• Une grève inutile

    Mardi 16 et mercredi 17 octobre, la ville de Genève s’est retrouvée entièrement paralysée par une grève de certains métiers du gros œuvre, en particulier les maçons. Certains syndicats, comme Unia, le SIT et Syna, ont décidé de mobiliser les ouvriers pour défendre leurs droits dans leur combat dogmatique contre les associations patronales. Ce combat, martelé dans nos rues et dans les différents médias, reflète une volonté de protéger les travailleurs de plus de 50 ans, d’empêcher un recours excessif au travail temporaire sur les chantiers et le paiement des arrêts de travail dus à des intempéries naturelles.

     

    Ces intentions semblent bien louables, ce qui pourrait expliquer que les passants comprennent la mobilisation … C’est pourtant ne pas savoir que cette manifestation, qui a paralysé pendant deux jours le cœur de Genève, n’avait en réalité aucune autre raison d’être que de faire parler d’elle. En effet, les réelles négociations sur cette problématique auront lieu, au niveau national, à Zürich les 9 et 28 novembre prochain, et ont été planifiées avant même ce mouvement genferois

     

    Négociations nationales qui, contrairement à ce qu’affirment les différents syndicats, avaient déjà permis d’obtenir certaines des revendications des grévistes, notamment les discussions sur le maintien de la retraite à 60 ans pour les maçons (dont les associations patronales n’ont jamais remis en cause la dureté des conditions de travail et les accidents plus fréquents que dans la majorité des autres métiers), la lutte contre le travail au noir et contre le recours abusif aux temps partiels, ou l’augmentation des salaires.

     

    Il est donc important que la population comprenne qu’elle a subi d’immenses dérangements pour un mouvement symbolique, qui ne demandait rien, ne pouvait rien obtenir, mais qui souhaitait juste un quart d’heure de gloire.

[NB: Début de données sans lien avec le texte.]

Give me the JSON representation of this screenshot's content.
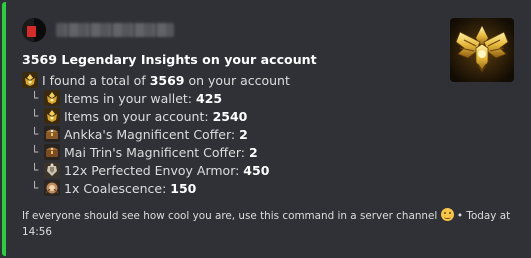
{
  "embed": {
    "accent_color": "#2ecc40",
    "author": {
      "name": ""
    },
    "thumbnail": {
      "icon": "gold-winged-emblem-icon"
    },
    "title": "3569 Legendary Insights on your account",
    "summary": {
      "prefix": "I found a total of ",
      "value": "3569",
      "suffix": " on your account"
    },
    "items": [
      {
        "branch": "└",
        "icon": "legendary-insight-icon",
        "label": "Items in your wallet: ",
        "value": "425"
      },
      {
        "branch": "└",
        "icon": "legendary-insight-icon",
        "label": "Items on your account: ",
        "value": "2540"
      },
      {
        "branch": "└",
        "icon": "coffer-icon",
        "label": "Ankka's Magnificent Coffer: ",
        "value": "2"
      },
      {
        "branch": "└",
        "icon": "coffer-icon",
        "label": "Mai Trin's Magnificent Coffer: ",
        "value": "2"
      },
      {
        "branch": "└",
        "icon": "armor-icon",
        "label": "12x Perfected Envoy Armor: ",
        "value": "450"
      },
      {
        "branch": "└",
        "icon": "coalescence-icon",
        "label": "1x Coalescence: ",
        "value": "150"
      }
    ],
    "footer": {
      "text": "If everyone should see how cool you are, use this command in a server channel",
      "separator": " • ",
      "timestamp": "Today at 14:56"
    }
  }
}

Il est temps que les syndicats comprennent et apprennent à négocier et travailler avec les entreprises et non contre elles. Les travailleurs comptent, et il faut les valoriser, mais pour les aider concrètement il faut rétablir un dialogue sain et constructif, plutôt que d’entrainer la population genevoise dans des conflits égoïstes et erronés.